Schon länger arbeiten PRopaganda-Agenturen des Kapitals daran, Begriffe mit neuen Inhalten zu besetzen oder mittels Kampagnen das Volk in ihrem Sinne umzuerziehen. Das Ergebnis ist eine Sprache, die komplett verwurstet wird, da alte Begriffe neue Inhalte verpasst bekommen, die unter Umständen nichts mehr mit dem eigentlichen Begriff gemein haben. Für eine solche Sprache gibt es schon eine Bezeichnung: Neosprech, jetzt auch als Lexikon, inklusive Eintrag zur Initiative Neue Soziale Marktwirtschaft und dem Insititut der Deutschen Wirtschaft in Köln. Aber auch die restlichen Einträge in der Kategorie Neoliberale Think-Tanks und Lobby-Organisationen enthalten beispielsweise mehr Informationen zu Personalien, Geschichte, Zielen und Vernetzung der Organisation. So werden die Ziele der INSM kurz, knapp und zutreffend so beschrieben:

Radikaler marktwirtschaftlicher Umbau von Politik und Gesellschaft, Abbau von Sozialabgaben für Unternehmer.

Bei den Methoden der INSM fallen mir spontan Attribute wie demokratiefeindlich, verlogen, menschenfeindlich und hinterfotzig ein:

  • Kooperation mit bzw.
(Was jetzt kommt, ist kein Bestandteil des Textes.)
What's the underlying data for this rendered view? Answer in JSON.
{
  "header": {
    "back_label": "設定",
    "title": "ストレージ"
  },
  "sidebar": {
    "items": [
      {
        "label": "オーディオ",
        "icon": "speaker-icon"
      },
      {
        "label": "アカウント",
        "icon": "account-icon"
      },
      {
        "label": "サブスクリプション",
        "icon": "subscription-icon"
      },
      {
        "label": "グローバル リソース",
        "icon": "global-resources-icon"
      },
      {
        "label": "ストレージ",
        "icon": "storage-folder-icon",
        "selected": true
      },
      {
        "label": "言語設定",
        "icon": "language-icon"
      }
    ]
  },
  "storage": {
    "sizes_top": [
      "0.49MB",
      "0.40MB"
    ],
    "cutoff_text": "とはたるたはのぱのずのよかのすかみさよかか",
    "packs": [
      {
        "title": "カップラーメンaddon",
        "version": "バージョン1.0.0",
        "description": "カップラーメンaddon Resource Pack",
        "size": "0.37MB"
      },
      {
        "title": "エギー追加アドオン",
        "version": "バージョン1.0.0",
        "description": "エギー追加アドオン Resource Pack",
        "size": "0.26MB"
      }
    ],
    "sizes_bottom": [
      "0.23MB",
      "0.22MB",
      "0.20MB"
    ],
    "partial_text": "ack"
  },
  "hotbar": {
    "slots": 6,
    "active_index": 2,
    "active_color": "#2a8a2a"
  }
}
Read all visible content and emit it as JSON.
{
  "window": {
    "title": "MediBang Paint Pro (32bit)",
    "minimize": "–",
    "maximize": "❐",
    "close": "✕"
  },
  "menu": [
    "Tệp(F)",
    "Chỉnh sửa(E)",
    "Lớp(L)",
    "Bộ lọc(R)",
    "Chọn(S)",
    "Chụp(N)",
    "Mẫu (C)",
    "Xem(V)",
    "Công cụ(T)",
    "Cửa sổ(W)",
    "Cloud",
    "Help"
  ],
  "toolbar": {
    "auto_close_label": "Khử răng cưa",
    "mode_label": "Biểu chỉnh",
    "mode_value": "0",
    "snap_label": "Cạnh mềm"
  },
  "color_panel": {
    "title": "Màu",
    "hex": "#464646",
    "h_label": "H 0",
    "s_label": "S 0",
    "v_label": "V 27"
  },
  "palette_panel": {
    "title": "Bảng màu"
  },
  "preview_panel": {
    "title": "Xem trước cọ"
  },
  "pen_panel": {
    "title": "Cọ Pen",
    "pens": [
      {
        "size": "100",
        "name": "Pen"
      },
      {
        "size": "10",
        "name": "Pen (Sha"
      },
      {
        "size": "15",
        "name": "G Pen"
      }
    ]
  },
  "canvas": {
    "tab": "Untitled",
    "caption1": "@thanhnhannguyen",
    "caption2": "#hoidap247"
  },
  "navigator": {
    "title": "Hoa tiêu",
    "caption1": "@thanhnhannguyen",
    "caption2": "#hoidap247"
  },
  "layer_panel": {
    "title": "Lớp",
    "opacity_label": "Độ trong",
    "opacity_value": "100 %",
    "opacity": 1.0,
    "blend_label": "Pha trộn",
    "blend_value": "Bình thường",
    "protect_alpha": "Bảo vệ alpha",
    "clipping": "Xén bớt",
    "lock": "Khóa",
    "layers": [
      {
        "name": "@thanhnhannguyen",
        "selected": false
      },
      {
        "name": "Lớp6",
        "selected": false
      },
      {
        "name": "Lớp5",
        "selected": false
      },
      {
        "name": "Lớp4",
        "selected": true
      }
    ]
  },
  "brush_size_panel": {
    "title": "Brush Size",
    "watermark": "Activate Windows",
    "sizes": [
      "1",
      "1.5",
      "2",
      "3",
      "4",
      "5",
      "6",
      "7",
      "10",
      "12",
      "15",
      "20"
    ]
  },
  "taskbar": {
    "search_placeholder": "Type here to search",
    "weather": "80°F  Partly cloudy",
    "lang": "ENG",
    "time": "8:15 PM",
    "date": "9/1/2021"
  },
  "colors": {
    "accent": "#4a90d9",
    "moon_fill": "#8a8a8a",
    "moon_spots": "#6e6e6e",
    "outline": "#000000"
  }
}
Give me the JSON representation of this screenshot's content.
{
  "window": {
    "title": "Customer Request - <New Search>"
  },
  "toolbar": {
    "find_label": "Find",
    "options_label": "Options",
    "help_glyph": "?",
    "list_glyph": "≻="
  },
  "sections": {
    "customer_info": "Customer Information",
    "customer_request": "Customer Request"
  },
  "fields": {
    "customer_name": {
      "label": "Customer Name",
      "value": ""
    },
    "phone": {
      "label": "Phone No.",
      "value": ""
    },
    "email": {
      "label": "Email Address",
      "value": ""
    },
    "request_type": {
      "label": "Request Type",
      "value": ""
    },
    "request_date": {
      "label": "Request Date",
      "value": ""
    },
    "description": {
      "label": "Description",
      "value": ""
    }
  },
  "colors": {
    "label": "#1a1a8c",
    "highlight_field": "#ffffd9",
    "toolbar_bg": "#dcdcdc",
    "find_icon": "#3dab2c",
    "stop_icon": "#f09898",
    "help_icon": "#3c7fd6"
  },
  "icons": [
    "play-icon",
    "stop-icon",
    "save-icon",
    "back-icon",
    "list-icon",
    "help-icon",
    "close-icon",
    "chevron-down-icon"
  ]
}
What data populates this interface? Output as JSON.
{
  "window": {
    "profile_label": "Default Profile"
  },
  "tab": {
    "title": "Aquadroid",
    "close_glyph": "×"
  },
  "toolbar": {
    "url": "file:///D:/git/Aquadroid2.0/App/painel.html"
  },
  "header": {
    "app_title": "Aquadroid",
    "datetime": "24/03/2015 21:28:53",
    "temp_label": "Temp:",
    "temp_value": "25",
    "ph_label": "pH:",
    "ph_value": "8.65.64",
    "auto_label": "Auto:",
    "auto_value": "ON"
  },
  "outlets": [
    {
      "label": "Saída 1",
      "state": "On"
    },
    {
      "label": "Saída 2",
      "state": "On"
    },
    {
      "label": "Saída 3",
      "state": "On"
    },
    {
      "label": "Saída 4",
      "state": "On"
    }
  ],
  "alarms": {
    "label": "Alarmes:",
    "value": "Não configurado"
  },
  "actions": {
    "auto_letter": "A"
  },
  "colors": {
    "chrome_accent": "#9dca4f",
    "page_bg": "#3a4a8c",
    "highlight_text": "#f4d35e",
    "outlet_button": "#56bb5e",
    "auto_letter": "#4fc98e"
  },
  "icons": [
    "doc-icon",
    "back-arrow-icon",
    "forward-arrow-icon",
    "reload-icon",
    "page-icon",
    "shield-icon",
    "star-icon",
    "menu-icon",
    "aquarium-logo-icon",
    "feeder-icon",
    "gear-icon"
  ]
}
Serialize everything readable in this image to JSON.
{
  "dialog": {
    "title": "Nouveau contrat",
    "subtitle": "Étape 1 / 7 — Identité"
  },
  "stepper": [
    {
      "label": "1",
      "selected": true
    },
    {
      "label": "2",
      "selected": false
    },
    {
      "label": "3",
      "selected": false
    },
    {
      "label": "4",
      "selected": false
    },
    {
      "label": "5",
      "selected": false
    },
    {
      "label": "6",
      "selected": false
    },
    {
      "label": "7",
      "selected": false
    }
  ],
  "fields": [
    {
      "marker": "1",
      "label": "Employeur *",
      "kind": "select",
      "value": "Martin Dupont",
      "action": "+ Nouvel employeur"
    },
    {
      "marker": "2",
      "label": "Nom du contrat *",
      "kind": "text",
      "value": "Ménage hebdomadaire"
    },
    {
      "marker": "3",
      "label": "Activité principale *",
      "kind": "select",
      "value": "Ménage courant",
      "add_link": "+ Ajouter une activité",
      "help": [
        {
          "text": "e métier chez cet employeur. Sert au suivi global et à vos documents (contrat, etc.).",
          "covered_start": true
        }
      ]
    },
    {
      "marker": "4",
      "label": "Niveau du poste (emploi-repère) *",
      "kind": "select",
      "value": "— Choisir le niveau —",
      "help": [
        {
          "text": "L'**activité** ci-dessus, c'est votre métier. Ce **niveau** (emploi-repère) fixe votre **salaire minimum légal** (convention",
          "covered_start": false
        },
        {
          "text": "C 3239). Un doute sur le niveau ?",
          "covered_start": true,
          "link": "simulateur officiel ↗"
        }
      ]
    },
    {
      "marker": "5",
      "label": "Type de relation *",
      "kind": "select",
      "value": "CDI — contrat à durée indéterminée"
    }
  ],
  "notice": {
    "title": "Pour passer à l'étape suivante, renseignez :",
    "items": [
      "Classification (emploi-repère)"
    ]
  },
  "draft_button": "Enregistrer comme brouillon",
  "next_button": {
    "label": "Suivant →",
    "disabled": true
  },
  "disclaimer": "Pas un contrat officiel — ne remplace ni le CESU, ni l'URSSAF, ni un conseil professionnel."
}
Konzeption durch Berliner Werbeagentur „Scholz&Friends“
  • PR: Begriffsneubesetzungen („sozial“, „Reform“), spektakuläre Werbeaktionen
  • Verleihung von Preisen und Titeln, z.B. „Reformer des Jahres“
  • Kooperation mit Journalistenschulen zur Beeinflussung zukünftiger Berichterstattung
  • kostenloses Lehrmaterial für Lehrer
  • Publikation von Statistiken und Studien, die den politischen Kurs der INSM unterstützen

PS: Schöne Grüße an die Berliner Agentur Aperto, die zwar eigentlich für die INSM die Websites schraubt, aber mittlerweile offenbar auch Freude an meinen Artikeln gefunden hat!